2018-05-28 10:46:08 | 旧世界史10 近世西洋

月曜日

犯罪に協力すれば、共犯となる。
事業を起こして、それに協力すれば、共同責任者となる。
この二つの法的関係は同等である。

ある事業に対して出資すれば、共同責任者である。
その共同責任者が、連帯保証人よりも、責任が軽いとはどうしたわけだろう。

出資者にだけ、免責特権を付与した社会、それが資本主義の始まりにある。
これを利用するものは富み、これを利用しない者は貧しくなる。
そういう構造がはじめからある。

自分は働かずに、投資だけを行う。
そこが決め手になる。
自分は投資し、働くのは貧しい人たちだ。
このことは、古代ギリシアの奴隷社会とどう違うのだろうか。
しかも投資家は無限責任を負わない。無限利益だけを得ることができる。


配当 利息を取らずに儲かる方法

2018-05-28 10:03:11 | 旧世界史10 近世西洋

月曜日

中世のヨーロッパキリスト教社会では長いこと利息を取ることが禁止されていた。
だから利息という形を取らずに利益を生むことのできる投資方法が、その代わりに生み出された。
それが株式会社への投資とそこからの配当という方法である。
この方法は直接金融と俗に言われているが、この直接金融は原初的な形態ではなく、ヨーロッパ特有のものである。しかも、時代的には間接金融よりも、あとに発生したものである。
ネーミングからすると、直接金融が先にあり、それが本来の形態であるようなイメージを受けるかも知れないが、人類の歴史が始まってすぐに現れるのは、他人へのお金の貸し借りであり、そこから生じる利息である。
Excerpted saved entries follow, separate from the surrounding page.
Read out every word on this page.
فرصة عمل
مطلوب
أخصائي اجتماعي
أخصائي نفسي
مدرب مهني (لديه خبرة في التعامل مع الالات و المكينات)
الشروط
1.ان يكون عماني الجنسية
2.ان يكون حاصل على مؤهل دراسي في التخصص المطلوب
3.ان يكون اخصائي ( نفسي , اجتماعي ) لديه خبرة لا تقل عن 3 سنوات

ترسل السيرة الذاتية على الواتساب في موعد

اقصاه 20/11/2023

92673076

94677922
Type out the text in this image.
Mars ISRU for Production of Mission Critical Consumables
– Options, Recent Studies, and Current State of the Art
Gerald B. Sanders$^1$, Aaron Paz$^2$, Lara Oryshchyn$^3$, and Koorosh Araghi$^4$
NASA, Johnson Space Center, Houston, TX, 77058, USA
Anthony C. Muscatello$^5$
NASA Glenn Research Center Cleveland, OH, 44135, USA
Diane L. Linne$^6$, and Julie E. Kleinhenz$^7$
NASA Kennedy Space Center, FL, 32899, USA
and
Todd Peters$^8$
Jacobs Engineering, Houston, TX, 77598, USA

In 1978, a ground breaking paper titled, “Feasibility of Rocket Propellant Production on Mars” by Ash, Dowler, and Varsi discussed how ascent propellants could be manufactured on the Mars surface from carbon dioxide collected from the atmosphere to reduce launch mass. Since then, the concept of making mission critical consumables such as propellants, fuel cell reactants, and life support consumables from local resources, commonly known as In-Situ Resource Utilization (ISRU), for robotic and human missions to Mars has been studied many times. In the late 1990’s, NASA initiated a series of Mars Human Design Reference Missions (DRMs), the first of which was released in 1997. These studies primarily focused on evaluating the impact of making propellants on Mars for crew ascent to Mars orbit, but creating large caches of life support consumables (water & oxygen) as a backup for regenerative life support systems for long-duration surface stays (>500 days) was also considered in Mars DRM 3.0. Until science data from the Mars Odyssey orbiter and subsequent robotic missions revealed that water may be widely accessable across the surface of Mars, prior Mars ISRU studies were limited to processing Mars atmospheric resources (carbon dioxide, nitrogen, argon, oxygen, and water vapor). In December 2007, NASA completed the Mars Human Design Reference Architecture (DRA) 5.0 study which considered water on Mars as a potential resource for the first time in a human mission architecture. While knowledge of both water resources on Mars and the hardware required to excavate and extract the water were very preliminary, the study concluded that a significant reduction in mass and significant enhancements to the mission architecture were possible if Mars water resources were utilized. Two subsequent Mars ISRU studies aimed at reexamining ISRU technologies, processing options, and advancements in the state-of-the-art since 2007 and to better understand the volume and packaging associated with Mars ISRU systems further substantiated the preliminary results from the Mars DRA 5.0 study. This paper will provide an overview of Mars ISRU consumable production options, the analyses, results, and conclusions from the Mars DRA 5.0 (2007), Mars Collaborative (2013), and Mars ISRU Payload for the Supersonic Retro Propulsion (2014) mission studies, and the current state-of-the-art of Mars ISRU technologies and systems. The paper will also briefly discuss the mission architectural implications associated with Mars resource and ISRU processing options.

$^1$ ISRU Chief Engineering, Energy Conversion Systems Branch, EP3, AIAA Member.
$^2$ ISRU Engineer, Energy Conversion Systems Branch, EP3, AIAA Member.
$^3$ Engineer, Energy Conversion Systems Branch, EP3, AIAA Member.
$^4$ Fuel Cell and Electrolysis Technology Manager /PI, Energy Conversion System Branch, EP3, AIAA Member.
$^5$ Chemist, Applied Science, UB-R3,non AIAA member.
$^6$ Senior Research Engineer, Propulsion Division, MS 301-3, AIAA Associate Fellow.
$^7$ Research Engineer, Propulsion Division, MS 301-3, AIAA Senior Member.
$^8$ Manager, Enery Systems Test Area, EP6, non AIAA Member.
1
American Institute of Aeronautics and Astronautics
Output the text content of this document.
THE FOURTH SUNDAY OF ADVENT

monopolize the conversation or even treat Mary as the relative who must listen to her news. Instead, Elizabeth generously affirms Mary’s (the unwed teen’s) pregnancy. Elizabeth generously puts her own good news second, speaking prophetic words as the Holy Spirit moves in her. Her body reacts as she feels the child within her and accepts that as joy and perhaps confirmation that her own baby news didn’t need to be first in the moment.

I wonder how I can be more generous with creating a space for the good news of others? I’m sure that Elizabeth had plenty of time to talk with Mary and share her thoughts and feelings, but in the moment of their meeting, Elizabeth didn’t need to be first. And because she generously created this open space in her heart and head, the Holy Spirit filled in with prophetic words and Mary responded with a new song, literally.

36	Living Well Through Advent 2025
株式会社に投資することは、株式を買うことだけではなく、株式会社の経営に参加する権利をも得ることであるが、そうであれば、経営者は株式会社のすべてに責任を負わねばならないはずであるが、株式会社の経営者である株主は、有限責任である。
有限責任と無責任はどう違うのだろうか。
株式会社がうまくいっているときには、株主はそこから上がる利益をすべて得る権利を有するが、
株式会社がうまくいかなくなって、借金の返済ができなくなったときには、株主はその借金返済の義務を負わないとはどういうことだろうか。
権利と責任は等価であるという原則の中で、この非対称性はどう説明されるのだろうか。
この非対称性を認めたときから、富はますます富のあるところに集中するようになった。
お金はますますお金のあるところに集まるようになった。
それは富者の能力が優れていたからではなく、もともと権利と責任の関係が崩れていたからである。
非対称的な経済原則のもとに社会が組み立てられていれば、富は非対称的に偏在することになる。
つまり株式会社は、利益はすべてもらうが、そのためのリスクは取らなくていい構造になっている。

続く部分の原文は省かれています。